A mudança na jurisprudência que permitiu a prisão de réus condenados em segunda instância foi decisiva para a Operação Lava-Jato, tanto quanto o instituto da delação premiada. A certeza da punição é que levou alguns políticos a quebrarem o pacto de silêncio e revelarem o que escondiam. O caso mais notório é o do ex-senador e ex-presidente da Transpetro, Sérgio Machado, que saiu de gravador em punho registrando declarações nada republicanas de gente como o ex-presidente José Sarney dizendo que a delação da Odebrecht seria "uma metralhadora de [calibre] ponto 100", e o presidente do MDB, Romero Jucá, conspirando para "estancar a sangria". Machado só abriu o bico quando percebeu que poderia pegar cana dura.
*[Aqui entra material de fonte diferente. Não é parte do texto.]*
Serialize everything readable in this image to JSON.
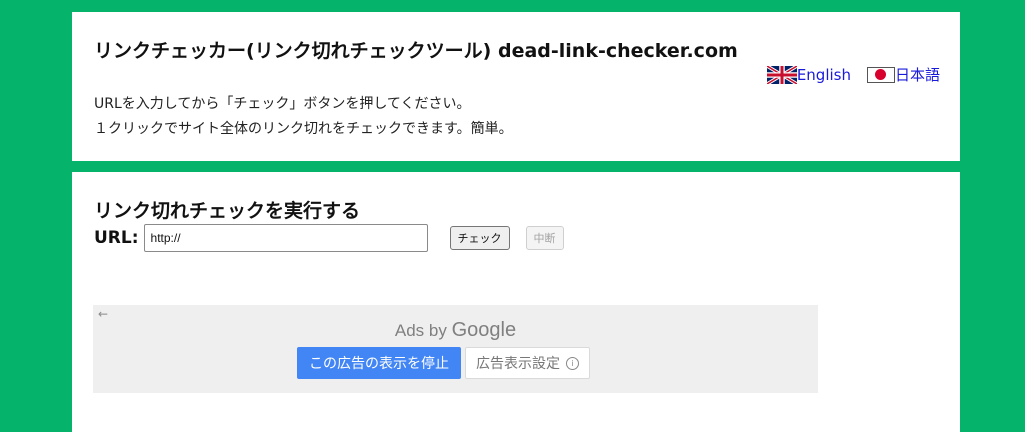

O Supremo já poderia ter revisto sua decisão, se Cármen Lúcia não estivesse contra. Teria sido talvez mais fácil mudar antes da condenação de Lula pelo TRF-4. Um recuo agora vai enfraquecer investigações em curso, sem dúvida, mas sobretudo o STF não terá como evitar a impressão de que mudou de decisão para ajudar o ex-presidente Luiz Inácio Lula da Silva. Certamente será a saída mais fácil para evitar a prisão de Lula, se a decisão for tomada logo na volta do recesso. O PT não tem muitas ilusões a esse respeito, por entender que o Supremo se move de acordo com o clamor da imprensa e que a mídia vai pintar qualquer mudança como proteção ao ex-presidente. Na dúvida, estuda outras saídas jurídicas.
Na política, uma decisão que parece feita sob medida para Lula pode abrir a porteira e tirar o pudor dos partidos para uma nova tentativa de "estancar a sangria" da Lava-Jato. Difícil de engolir, mas também difícil de executar. Principalmente se o Supremo, na sequência, tratar com menos morosidade os inquéritos e processos sob sua guarda de pessoas que detêm o chamado foro privilegiado.
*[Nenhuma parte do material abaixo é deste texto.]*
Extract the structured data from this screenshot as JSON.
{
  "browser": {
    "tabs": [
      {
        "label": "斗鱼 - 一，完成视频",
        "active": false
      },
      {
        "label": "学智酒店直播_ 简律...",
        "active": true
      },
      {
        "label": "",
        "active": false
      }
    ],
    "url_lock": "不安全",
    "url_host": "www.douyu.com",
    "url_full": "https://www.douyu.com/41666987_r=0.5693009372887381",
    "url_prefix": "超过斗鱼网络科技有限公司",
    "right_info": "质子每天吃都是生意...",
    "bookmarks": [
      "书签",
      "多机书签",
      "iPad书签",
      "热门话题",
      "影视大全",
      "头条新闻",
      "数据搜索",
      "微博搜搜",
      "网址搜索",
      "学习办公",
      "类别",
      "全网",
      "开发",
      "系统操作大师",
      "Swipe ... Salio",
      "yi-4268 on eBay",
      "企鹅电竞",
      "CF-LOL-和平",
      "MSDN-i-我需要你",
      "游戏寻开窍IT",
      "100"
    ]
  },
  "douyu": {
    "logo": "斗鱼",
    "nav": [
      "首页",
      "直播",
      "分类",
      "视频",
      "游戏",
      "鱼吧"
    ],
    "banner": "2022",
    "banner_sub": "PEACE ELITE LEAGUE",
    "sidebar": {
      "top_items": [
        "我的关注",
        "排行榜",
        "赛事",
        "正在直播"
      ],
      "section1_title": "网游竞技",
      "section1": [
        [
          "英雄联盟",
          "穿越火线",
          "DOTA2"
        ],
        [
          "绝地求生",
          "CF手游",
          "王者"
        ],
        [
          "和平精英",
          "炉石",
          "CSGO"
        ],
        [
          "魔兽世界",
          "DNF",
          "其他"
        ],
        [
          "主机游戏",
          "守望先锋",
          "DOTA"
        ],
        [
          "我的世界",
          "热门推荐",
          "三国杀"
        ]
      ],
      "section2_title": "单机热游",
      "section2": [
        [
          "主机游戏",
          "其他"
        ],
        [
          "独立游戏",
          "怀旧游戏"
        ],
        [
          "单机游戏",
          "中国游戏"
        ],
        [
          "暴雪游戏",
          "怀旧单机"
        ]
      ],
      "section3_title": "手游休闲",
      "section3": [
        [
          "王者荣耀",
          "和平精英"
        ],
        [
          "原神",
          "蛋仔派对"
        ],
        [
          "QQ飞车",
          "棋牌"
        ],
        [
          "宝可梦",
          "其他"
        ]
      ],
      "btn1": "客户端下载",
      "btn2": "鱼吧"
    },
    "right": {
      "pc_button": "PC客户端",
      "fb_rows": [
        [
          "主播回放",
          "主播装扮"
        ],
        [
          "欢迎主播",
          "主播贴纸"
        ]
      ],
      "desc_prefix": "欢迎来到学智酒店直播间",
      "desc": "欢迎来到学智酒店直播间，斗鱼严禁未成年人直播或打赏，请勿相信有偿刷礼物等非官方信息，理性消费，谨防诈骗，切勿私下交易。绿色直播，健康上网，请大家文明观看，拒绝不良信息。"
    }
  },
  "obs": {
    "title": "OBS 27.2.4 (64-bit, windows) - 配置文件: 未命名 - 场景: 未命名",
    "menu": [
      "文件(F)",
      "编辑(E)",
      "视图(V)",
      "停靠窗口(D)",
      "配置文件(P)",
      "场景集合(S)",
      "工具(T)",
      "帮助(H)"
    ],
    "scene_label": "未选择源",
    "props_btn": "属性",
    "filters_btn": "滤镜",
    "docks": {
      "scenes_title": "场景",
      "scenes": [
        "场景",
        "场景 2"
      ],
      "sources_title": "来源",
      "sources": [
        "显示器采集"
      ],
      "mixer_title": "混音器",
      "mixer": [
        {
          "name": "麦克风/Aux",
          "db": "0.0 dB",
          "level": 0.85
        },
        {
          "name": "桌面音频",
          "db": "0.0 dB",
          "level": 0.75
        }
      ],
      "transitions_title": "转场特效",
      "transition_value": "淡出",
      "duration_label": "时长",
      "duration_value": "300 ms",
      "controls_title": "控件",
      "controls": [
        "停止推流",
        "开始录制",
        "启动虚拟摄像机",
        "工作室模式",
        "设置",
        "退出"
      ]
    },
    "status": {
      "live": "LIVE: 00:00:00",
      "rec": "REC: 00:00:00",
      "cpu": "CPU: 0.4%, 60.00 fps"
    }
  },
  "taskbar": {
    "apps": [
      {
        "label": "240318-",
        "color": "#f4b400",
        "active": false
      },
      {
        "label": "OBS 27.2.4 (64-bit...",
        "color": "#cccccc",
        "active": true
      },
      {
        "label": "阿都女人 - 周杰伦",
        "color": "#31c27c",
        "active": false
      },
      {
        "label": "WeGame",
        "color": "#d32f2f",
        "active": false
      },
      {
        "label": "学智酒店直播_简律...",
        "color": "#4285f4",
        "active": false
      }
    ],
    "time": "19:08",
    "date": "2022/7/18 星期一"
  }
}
É inconcebível que Lula seja impedido de disputar as eleições de outubro, enquanto Aécio Neves (PSDB-MG), Renan Calheiros (PMDB-AL) e Romero Jucá (PMDB-RR), para citar apenas alguns notáveis, estiverem livres para ter seus nomes nas urnas. Não por alguma norma legal que impede o julgamento de cada um deles - caso de Michel Temer, que não pode ser processado por fatos ocorridos fora do mandato de presidente -, mas pela demora do STF para julgar a turma do foro especial. Há processos com mais de dez anos de Casa.
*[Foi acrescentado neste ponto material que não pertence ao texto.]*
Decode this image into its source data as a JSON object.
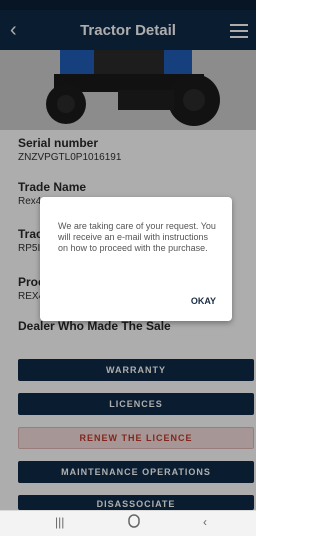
{
  "header": {
    "title": "Tractor Detail",
    "back_icon": "chevron-left-icon",
    "menu_icon": "hamburger-menu-icon"
  },
  "fields": {
    "serial_label": "Serial number",
    "serial_value": "ZNZVPGTL0P1016191",
    "trade_label": "Trade Name",
    "trade_value": "Rex4",
    "tractor_label": "Trac",
    "tractor_value": "RP5I",
    "product_label": "Proc",
    "product_value": "REX4",
    "dealer_label": "Dealer Who Made The Sale"
  },
  "buttons": {
    "warranty": "WARRANTY",
    "licences": "LICENCES",
    "renew": "RENEW THE LICENCE",
    "maintenance": "MAINTENANCE OPERATIONS",
    "disassociate": "DISASSOCIATE"
  },
  "dialog": {
    "message": "We are taking care of your request. You will receive an e-mail with instructions on how to proceed with the purchase.",
    "ok_label": "OKAY"
  },
  "nav": {
    "recents_icon": "recent-apps-icon",
    "home_icon": "home-icon",
    "back_icon": "nav-back-icon"
  },
  "colors": {
    "primary": "#0f2a48",
    "danger_text": "#c0392b"
  }
}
O STF não é uma Casa para fazer heróis. Pode talvez ser uma Casa para fazer anti-heróis. O ex-ministro Delfim Netto, conhecido por suas tiradas bem humoradas e cheias de ironia, costuma dizer que a "opinião pública não quer Justiça, quer vingança". E o papel do Supremo como o do Judiciário de um modo geral é fazer a Justiça. Os holofotes não são bons conselheiros. Uma semana após o julgamento do TRF-4 é menor a aposta na prisão de Lula e maior no preço que deve pagar: não disputar a eleição.